The May 14 concert, which begins at 2:30 at Northwestern University’s Pick-Staiger Concert Hall in Evanston, will conclude the ESO’s 2022-2023 subscription season. Music Director Lawrence Eckerling will lead the symphony as it performs Pyotr Tchaikovsky’s passionate Violin Concerto with soloist Maya Anjali Buchanan making her long anticipated ESO debut. Also on the program are Modest Mussorgsky’s evocative Pictures at an Exhibition in the famous orchestration by Maurice Ravel and Hector Berlioz’s Roman Carnival Overture.
The Violins of Hope program in the Chicago area is hosted by Jewish Community Centers of Chicago (JCC Chicago) and partner organizations including the ESO from April through September 2023. The collection of 70 string instruments played by Jewish musicians before and during the Holocaust have been painstakingly restored and are now coming to our area for cultural exhibitions, performances, and community education with a message of hope, resistance, resilience, and unity.
“I was enlightened when I first learned about Violins of Hope,” said Maestro Eckerling. “Upon reading information from their website, this statement resonated with me, and so I’m sharing it here: ‘Our violins present the victory of the human spirit over evil and hatred. As many as 6,000,000 Jews were murdered in World War II, but their memory is not forgotten. It comes back to life with every concert and every act of love and celebration of the human spirit. Violins of Hope is not only a memorial to lost culture and people, it is also an educational act that reaches young students and adults wherever our concerts are performed.’”
ESO Board Pres. Margaret Gergen said, “The pieces presented in this concert are all inspiring and evocative, each in their own way. The message surrounding the violins of hope will add another layer of depth and significance to make this music soar.”

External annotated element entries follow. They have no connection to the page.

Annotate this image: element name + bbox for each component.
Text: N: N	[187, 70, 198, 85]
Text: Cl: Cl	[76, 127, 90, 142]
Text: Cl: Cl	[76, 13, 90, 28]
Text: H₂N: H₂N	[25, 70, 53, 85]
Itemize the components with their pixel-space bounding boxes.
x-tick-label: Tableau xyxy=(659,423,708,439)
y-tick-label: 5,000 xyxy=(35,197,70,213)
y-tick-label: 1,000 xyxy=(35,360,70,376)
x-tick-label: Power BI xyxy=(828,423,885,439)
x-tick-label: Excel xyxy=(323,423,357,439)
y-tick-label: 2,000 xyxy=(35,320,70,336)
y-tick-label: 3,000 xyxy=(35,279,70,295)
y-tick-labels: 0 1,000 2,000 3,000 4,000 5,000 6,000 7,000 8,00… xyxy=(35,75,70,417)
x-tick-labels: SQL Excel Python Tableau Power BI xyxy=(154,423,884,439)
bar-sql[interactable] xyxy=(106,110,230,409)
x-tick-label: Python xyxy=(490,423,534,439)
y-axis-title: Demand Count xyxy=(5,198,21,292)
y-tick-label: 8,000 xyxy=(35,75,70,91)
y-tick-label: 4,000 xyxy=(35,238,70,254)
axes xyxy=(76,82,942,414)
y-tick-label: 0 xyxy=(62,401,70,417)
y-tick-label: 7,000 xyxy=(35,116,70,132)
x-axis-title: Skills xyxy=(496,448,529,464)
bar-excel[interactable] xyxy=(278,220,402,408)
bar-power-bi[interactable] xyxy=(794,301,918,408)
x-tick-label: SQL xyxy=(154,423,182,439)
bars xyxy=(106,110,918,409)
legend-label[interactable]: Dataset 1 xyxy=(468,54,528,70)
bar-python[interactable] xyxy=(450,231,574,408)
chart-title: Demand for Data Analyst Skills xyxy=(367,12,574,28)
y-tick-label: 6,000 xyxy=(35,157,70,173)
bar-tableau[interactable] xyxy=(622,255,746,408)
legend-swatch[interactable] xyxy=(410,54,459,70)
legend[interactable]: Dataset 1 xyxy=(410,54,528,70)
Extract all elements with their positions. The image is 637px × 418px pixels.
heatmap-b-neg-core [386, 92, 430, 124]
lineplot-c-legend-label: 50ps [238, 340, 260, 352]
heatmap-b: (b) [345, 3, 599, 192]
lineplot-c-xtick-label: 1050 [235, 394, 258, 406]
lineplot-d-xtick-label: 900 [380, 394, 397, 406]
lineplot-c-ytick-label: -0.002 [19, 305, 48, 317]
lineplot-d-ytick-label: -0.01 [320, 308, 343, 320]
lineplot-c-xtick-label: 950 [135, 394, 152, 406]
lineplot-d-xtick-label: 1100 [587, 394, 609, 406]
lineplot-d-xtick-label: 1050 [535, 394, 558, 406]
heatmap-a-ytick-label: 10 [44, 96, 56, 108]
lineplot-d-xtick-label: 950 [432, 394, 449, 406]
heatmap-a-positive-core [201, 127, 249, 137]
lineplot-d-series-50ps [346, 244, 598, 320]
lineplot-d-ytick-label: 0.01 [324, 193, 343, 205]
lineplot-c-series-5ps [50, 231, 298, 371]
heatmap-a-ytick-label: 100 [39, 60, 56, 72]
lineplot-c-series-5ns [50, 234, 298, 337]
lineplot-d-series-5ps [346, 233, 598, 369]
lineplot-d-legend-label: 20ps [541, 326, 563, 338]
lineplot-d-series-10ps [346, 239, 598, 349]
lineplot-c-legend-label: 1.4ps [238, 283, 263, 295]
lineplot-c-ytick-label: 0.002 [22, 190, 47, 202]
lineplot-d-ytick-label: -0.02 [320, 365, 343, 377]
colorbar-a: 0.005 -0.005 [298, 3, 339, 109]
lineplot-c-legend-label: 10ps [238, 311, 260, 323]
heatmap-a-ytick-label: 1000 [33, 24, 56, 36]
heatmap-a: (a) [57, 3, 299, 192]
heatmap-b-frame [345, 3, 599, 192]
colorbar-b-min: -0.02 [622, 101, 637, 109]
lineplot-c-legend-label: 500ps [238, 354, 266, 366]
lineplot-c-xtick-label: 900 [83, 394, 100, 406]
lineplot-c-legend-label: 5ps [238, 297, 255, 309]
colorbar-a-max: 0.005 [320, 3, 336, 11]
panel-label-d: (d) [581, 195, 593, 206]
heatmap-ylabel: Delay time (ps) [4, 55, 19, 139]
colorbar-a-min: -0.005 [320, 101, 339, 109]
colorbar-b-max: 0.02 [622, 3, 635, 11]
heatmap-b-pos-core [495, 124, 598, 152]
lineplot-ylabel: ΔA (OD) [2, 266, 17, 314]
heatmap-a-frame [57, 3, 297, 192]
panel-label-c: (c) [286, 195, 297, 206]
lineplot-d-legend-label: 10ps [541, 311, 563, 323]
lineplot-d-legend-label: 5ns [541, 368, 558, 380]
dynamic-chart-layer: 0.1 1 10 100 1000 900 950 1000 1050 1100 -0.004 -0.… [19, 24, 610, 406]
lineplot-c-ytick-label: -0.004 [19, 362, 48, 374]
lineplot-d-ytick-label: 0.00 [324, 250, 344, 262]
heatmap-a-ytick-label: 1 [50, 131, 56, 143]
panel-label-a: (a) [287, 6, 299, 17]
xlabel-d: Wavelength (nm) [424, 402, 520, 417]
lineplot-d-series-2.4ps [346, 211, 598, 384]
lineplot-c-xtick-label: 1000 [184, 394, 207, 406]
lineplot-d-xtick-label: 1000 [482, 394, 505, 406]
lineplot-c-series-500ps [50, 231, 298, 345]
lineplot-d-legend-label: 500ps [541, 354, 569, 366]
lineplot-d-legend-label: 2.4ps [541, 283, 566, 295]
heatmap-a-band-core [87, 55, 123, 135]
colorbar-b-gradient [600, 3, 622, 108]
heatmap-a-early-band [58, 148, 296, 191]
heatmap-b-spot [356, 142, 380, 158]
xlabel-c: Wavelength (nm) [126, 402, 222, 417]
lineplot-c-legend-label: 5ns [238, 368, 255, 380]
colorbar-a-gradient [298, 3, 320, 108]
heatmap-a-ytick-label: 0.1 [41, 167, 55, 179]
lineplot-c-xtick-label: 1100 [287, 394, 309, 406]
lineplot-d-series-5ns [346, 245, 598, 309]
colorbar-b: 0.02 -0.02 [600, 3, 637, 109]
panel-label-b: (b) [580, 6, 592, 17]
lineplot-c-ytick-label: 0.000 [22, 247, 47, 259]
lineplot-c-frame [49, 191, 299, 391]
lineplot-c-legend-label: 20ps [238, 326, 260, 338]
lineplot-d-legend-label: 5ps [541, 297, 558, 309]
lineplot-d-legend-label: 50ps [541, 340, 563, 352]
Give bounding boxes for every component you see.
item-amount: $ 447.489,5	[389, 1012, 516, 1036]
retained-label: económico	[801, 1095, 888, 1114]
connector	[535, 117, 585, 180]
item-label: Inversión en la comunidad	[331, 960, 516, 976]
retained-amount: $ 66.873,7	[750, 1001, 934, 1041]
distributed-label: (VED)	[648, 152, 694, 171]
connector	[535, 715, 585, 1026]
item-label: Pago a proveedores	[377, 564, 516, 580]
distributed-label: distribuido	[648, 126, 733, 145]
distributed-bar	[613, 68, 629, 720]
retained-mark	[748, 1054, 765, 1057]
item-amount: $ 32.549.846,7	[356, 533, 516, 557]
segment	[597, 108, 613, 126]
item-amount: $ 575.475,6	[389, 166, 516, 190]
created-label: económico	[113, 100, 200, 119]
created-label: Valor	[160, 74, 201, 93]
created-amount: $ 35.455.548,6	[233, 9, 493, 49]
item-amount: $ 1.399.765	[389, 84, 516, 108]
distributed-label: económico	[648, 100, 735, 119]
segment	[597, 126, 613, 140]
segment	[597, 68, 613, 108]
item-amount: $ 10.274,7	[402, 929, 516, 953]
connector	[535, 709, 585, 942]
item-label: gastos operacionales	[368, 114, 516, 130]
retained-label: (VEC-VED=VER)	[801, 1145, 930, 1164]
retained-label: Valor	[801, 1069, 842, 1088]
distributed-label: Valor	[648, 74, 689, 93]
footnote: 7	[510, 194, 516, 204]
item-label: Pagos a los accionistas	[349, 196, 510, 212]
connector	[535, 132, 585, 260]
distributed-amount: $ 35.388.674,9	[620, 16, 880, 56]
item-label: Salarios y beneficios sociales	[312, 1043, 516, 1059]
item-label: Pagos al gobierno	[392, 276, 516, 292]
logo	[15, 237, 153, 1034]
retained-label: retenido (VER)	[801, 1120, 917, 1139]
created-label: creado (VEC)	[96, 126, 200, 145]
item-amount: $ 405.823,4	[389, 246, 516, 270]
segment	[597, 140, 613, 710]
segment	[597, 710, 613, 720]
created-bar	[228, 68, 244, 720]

During the special “Musical Insights” program May 12, Maestro Eckerling and Anjali Buchanan will preview the program, with her playing selections from the Tchaikovsky concerto, as well as some other surprises. The six Violins of Hope instruments that will be played by orchestra members May 14 can be examined by attendees and the details of each instrument’s provenance will be explained with the help of a docent from Violins of Hope. “Musical Insights” begins at 1:30 in the Crystal Ballroom at the Merion, 1611 Chicago Ave, Evanston. The program is free and open to the public, but please RSVP at 847-570-7815.
For the comfort and safety of the audience, the orchestra, and staff, the ESO recommends that masks be properly worn at both The Merion and Pick-Staiger. Proof of vaccination is not currently required,
Information on tickets for the May 14 concert and further details about “Musical Insights” are available at the Symphony’s website ESO (evanstonsymphony.org) or by calling 847-864-8804. Donations to the ESO can also be made through the website and by phone.
Founded in 1945, the Evanston Symphony is the 2017 Illinois Council of Orchestras’ “Orchestra of the Year” and in 2019, was honored by the Council for “Community Relations of the Year” for its significant outreach to the Evanston community. The ESO mission is to provide community members of all ages with convenient, affordable opportunities to perform and hear fine classical music from locally, nationally and internationally renowned artists.